STS-67 Day 6 Highlights
Back to STS-67 Flight Day 05 Highlights:
-
- On Wednesday, March 8, 1995 at 8 a.m. CST, STS-67 MCC Status Report # 12
reports: Astro-2 observations continue, including ultraviolet
views of spiral galaxies, the interstellar medium and a very luminous
and hot Wolf Rayet star. A successful alignment of the inertial
measurement units was performed earlier this morning. Excess water
will be dumped through the flash evaporator system today. All
consumables are at the appropriate levels at this time in the
record-setting mission.
- On Wednesday, March 8, 1995 at 4 p.m. CST, STS-67 MCC Status Report # 13
reports: Mission Specialist Wendy Lawrence beamed down a video
postcard, narrating a tour of the Space Shuttle Endeavour and showing
what life aboard is like. The tour included views of the aft flight
deck, where astronomical observations are being conducted; the forward
flight deck, where shuttle maneuvers are orchestrated; and the
middeck, where experiments are studying biotechnology and flexible
space structures and the day-to-day activities such as food
preparation and personal hygiene are taken care of.

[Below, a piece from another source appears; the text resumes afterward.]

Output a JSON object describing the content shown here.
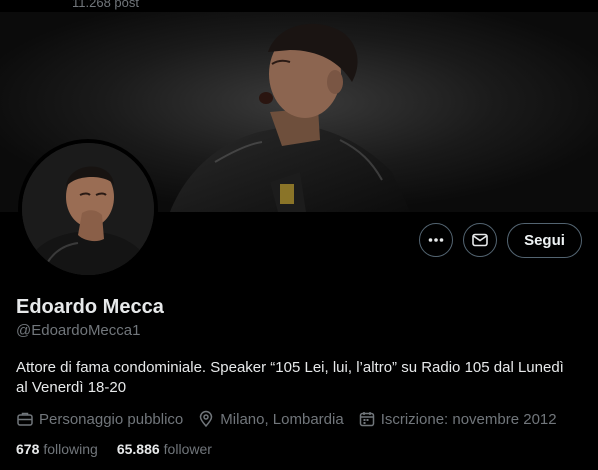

- Oswald worked again with the Middeck Active Control Experiment as
Gregory took care of orienting the shuttle for its Astro-2
observations and performed housekeeping duties. Grunsfeld and Parise
directed the trio of Astro-2 telescopes toward its targets. Gregory
and Grunsfeld also conducted an interview with KFWB Radio in Los
Angeles.
- On Wednesday, March 8, 1995 at 6 a.m. CST, STS-67 Payload Status Report # 13
reports: (6/5:22 MET) Although payload controllers at
Marshall Space Flight Center in Huntsville, Ala., were briefly
evacuated to a safe area during severe weather conditions last night,
voice communications with the Shuttle continued from Marshall,
allowing Mission Specialist John Grunsfeld to coordinate his
activities with science teams on the ground .
-
- Grunsfeld pointed the Astro-2 telescopes at a quasi-stellar object,
a prime target for the Hopkins Ultraviolet Telescope (HUT), known as
HS1700+64. Principal Investigator Dr. Arthur Davidsen and the HUT
science team are searching for the helium left over from the
primordial fireball that many scientists believe marked the birth of
the universe some 10 to 20 billion years ago. To find the ash
remnants of the explosive genesis of the universe, astronomers must
use the faint glow of extremely distant objects, such as this quasar,
located behind the intergalactic gas similar to using a distant
flashlight shining through a hazy mist. HUT was aimed at this Astro-2
target, located many billions of light years away, to help scientists
search the gas for evidence that helium is absorbing the quasar's
ultraviolet light.
- Jernigan and Durrance aligned the Wisconsin Ultraviolet Photo-
Polarimeter Experiment (WUPPE) telescope to look at two other stars
serving as background lights in the study of interstellar polarization
the orientation of ultraviolet light waves that travel through
the gas and dust between stars. Interstellar polarization studies
enable scientists to make allowances for obscuring matter when they
study other objects in the universe as well as learn about the
obscuring matter itself.
- The Ultraviolet Imaging Telescope (UIT), WUPPE and HUT observed the
dying remains of a star a white dwarf. This small object, which has
burned all its nuclear fuel, allowed WUPPE Principal Investigator
Dr. Arthur Code to observe the orientation of the ultraviolet light
traveling from the white dwarf to determine its geometry and density.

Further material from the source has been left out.